Sharbat Gula
Photographer Steve McCurry’s most famous photograph is a portrait of Sharbat Gula. Those piercing sea-green seem to drill into your very soul asking why? Why war?
In an interview with Phil Coomes for the BBC Steve McCurry said:
“I was doing a story on the Afghan-Pakistan border, this was a time when there were three million Afghans living in Pakistan. And one morning I was wandering through this refugee camp in Peshawar and heard these voices coming from this tent. I went over and looked in and I realised it was a girls school. These were girls around 12 years of age. I started to talk to the teacher to see what was going on, and as I was surveying the situation I noticed this one little girl sitting off in the corner with these amazing eyes, I’ve never seen anything like that.
“Eventually I asked the teacher if I could photograph her and for the next couple of minutes I made five or 10 frames of her. And for a brief moment the light was right, the composition was right, the background was right, everything was right and I made the picture.
“Once it was published on the cover of National Geographic we literally got thousands of letters. People willing to send her money, people wanted to adopt her, there were even men who wanted to find her and marry her. It just never let up over the 17 years.

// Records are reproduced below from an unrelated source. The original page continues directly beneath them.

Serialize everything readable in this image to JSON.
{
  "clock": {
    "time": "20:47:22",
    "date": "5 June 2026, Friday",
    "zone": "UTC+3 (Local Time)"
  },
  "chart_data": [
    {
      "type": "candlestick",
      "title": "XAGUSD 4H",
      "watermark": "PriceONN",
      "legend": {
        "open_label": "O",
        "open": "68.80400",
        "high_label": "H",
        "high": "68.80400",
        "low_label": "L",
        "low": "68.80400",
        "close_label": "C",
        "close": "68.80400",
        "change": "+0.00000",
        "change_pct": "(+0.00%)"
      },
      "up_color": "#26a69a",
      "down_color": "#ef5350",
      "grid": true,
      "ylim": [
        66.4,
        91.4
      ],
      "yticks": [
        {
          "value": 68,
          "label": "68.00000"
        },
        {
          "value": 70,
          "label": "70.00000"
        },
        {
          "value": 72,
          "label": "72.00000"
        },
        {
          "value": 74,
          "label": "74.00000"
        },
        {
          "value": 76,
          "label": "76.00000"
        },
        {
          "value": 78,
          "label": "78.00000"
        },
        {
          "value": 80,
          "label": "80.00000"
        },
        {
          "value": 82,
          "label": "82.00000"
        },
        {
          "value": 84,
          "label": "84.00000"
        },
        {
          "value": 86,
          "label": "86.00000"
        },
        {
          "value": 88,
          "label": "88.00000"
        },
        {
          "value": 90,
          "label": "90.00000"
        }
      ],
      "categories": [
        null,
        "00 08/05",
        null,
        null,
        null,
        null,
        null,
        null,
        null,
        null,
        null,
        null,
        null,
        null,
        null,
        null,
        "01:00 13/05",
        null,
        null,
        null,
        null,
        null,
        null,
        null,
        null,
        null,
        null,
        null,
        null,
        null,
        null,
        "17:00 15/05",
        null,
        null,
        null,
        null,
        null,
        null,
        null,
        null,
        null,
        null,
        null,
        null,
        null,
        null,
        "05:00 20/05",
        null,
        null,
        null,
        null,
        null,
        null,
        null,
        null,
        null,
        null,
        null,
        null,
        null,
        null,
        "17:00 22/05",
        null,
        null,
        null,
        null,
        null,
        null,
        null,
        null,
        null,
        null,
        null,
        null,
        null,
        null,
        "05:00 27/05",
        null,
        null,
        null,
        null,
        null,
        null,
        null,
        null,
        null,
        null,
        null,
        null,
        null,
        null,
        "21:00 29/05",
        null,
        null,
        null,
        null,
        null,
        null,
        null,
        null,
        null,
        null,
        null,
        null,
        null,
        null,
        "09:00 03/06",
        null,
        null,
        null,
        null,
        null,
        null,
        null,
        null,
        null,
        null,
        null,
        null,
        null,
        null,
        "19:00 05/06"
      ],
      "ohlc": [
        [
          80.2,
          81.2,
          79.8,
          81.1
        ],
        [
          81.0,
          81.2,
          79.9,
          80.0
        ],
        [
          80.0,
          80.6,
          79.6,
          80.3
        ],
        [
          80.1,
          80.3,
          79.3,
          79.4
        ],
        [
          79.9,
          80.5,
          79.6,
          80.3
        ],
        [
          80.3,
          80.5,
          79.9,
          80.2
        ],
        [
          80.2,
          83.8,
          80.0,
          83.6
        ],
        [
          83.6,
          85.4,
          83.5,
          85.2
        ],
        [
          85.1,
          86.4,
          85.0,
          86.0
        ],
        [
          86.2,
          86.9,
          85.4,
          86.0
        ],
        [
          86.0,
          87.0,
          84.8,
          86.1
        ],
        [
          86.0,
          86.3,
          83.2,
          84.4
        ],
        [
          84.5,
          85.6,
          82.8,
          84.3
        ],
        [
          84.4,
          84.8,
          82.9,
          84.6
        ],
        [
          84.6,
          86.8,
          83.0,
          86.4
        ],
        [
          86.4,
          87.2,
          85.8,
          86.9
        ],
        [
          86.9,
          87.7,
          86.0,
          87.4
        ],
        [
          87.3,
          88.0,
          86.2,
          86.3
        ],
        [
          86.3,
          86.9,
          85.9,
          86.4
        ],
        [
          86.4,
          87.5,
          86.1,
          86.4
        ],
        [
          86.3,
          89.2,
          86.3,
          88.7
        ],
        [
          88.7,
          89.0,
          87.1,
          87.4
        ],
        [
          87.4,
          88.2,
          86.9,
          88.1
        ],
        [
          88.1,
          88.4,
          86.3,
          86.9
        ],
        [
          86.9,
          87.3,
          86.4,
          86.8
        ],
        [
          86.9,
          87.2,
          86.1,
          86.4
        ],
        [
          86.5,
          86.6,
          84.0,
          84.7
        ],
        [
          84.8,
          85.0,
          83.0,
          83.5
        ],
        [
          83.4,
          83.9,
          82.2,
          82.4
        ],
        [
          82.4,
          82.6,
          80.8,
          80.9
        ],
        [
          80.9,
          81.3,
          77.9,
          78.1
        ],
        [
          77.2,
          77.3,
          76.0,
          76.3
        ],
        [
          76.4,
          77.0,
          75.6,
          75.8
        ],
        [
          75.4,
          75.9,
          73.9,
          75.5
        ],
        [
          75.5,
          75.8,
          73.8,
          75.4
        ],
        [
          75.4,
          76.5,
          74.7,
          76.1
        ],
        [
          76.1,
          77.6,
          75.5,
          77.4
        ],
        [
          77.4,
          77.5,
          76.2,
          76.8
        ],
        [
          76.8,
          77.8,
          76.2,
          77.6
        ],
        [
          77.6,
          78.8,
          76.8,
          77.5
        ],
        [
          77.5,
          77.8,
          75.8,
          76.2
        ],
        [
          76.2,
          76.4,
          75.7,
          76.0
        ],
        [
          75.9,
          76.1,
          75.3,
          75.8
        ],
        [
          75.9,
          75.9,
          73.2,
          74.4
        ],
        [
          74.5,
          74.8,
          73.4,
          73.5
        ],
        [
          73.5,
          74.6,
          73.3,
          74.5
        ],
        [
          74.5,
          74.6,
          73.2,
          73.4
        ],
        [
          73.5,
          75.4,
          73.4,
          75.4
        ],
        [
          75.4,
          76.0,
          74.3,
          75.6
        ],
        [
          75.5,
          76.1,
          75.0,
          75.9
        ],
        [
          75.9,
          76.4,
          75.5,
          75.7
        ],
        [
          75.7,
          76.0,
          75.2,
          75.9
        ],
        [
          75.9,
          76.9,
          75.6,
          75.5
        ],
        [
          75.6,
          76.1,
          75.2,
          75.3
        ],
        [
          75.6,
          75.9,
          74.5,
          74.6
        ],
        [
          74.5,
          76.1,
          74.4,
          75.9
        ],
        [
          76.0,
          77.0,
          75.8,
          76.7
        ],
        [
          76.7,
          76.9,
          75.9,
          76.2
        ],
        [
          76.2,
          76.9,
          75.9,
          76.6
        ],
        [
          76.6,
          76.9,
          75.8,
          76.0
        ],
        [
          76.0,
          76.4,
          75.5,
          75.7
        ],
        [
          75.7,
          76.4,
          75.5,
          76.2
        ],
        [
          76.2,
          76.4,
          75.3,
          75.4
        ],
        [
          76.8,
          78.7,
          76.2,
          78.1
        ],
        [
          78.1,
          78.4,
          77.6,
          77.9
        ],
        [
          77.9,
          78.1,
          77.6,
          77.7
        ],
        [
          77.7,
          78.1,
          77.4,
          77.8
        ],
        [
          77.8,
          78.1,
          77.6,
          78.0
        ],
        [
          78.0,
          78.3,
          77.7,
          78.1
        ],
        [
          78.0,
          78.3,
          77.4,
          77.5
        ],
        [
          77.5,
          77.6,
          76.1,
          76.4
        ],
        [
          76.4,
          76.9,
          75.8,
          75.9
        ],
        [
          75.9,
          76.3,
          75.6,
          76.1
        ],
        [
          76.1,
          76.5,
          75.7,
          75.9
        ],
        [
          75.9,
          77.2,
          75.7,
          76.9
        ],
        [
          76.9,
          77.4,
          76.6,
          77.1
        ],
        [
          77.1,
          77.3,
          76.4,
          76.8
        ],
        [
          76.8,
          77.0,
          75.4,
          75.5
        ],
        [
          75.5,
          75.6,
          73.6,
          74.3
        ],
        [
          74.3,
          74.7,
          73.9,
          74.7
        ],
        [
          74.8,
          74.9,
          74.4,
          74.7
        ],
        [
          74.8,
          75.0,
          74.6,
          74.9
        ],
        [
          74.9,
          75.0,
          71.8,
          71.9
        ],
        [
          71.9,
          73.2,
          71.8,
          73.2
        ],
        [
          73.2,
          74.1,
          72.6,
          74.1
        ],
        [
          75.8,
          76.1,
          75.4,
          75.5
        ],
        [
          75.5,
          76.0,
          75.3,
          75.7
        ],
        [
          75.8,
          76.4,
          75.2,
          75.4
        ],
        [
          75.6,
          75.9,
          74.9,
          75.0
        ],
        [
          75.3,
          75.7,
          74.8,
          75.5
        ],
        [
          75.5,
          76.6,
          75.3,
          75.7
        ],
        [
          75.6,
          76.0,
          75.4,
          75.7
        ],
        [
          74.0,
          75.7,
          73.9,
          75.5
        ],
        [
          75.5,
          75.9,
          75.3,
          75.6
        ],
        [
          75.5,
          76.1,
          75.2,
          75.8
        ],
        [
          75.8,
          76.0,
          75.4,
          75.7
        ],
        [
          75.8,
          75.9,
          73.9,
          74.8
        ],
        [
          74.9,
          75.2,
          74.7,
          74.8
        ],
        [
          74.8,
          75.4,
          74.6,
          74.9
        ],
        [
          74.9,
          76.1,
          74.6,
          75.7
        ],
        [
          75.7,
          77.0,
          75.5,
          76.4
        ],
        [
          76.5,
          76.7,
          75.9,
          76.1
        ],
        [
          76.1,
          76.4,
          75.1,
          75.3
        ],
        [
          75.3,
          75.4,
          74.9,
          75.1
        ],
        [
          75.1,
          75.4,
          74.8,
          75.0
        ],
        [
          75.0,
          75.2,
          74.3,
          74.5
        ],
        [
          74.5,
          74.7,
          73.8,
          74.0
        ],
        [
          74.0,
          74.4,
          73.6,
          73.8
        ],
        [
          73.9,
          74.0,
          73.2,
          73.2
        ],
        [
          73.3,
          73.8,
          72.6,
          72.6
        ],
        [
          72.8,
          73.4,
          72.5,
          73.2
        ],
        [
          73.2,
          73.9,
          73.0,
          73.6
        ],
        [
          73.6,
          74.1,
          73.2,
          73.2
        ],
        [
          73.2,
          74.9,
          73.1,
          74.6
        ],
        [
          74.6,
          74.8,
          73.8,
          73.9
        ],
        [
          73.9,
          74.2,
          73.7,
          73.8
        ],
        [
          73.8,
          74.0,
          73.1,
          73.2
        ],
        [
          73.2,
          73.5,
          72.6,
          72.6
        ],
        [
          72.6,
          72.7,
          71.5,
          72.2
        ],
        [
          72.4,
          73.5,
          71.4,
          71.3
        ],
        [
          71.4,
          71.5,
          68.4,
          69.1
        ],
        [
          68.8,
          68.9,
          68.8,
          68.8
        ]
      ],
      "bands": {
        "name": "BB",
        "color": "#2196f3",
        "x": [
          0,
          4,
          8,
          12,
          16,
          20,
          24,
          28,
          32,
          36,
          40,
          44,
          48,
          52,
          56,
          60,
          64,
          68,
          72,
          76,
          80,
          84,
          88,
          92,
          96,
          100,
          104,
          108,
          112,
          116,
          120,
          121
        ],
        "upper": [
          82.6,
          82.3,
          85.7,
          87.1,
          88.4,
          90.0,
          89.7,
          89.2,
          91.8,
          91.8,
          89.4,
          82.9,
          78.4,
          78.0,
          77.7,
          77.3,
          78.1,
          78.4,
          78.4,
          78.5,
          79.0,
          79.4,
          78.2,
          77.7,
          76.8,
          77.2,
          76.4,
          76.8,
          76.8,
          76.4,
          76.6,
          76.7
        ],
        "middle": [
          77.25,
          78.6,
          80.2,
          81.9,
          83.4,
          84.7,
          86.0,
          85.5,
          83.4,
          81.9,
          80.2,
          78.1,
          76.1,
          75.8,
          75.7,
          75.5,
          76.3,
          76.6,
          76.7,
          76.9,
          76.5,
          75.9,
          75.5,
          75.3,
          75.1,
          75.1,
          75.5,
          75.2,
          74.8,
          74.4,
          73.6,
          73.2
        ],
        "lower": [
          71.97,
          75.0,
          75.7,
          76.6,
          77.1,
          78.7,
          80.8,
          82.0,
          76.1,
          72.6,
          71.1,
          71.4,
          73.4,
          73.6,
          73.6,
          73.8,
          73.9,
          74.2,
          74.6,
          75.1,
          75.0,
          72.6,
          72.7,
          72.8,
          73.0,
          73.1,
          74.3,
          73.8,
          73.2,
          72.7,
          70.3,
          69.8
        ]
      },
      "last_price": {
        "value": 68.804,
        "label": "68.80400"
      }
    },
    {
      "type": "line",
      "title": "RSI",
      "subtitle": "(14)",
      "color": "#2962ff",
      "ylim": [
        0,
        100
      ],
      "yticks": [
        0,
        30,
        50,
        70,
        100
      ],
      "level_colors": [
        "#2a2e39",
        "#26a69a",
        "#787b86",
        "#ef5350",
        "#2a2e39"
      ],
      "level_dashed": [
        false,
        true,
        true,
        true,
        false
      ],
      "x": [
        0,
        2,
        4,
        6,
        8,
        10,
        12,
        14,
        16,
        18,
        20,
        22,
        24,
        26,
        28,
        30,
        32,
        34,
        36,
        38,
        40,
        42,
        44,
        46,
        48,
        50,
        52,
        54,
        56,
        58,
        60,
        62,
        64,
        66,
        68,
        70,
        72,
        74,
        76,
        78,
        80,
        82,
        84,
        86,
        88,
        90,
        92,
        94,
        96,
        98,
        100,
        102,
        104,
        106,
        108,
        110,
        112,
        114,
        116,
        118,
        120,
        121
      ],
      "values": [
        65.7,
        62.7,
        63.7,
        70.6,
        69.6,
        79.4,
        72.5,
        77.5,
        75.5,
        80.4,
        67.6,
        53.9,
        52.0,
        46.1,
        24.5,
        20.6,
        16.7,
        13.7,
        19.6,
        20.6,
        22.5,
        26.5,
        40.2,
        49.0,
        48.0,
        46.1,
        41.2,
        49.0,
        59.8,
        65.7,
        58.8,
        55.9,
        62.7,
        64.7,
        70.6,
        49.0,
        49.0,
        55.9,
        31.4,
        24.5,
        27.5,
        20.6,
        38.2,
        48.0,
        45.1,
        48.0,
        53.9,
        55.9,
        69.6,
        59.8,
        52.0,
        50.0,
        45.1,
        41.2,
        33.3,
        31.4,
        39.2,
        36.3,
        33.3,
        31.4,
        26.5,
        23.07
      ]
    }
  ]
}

“Many years later I went back to see I could find her. I was a little bit apprehensive because I thought is this going to be good for her? But then I thought this would be an opportunity if we could help her, give back to her, and actually compensate her for all the usage of that picture and make her life better. And I thought this would be the overriding, the most important thing we could do.
“We found her, and she was married to a baker and had three children. She was living in a small village in Afghanistan. She seems to have a pretty good life; although extremely poor, her husband was making only one dollar a day.
“Her big dream in life was to have her children educated and to perform Hajj. So National Geographic actually made that happen for her. Not only her but she brought 11 of her relatives and friends on this trip which was really and truly once in a lifetime experience for them. And then they organised a particular kind of compensation for her.
“I did of course photograph her again. Photographing her without her burqa was totally up to her and her husband. We had a lot of help from her community but somehow this thing came together and with this cooperation she was willing to be photographed.” Phil Coomes, BBC.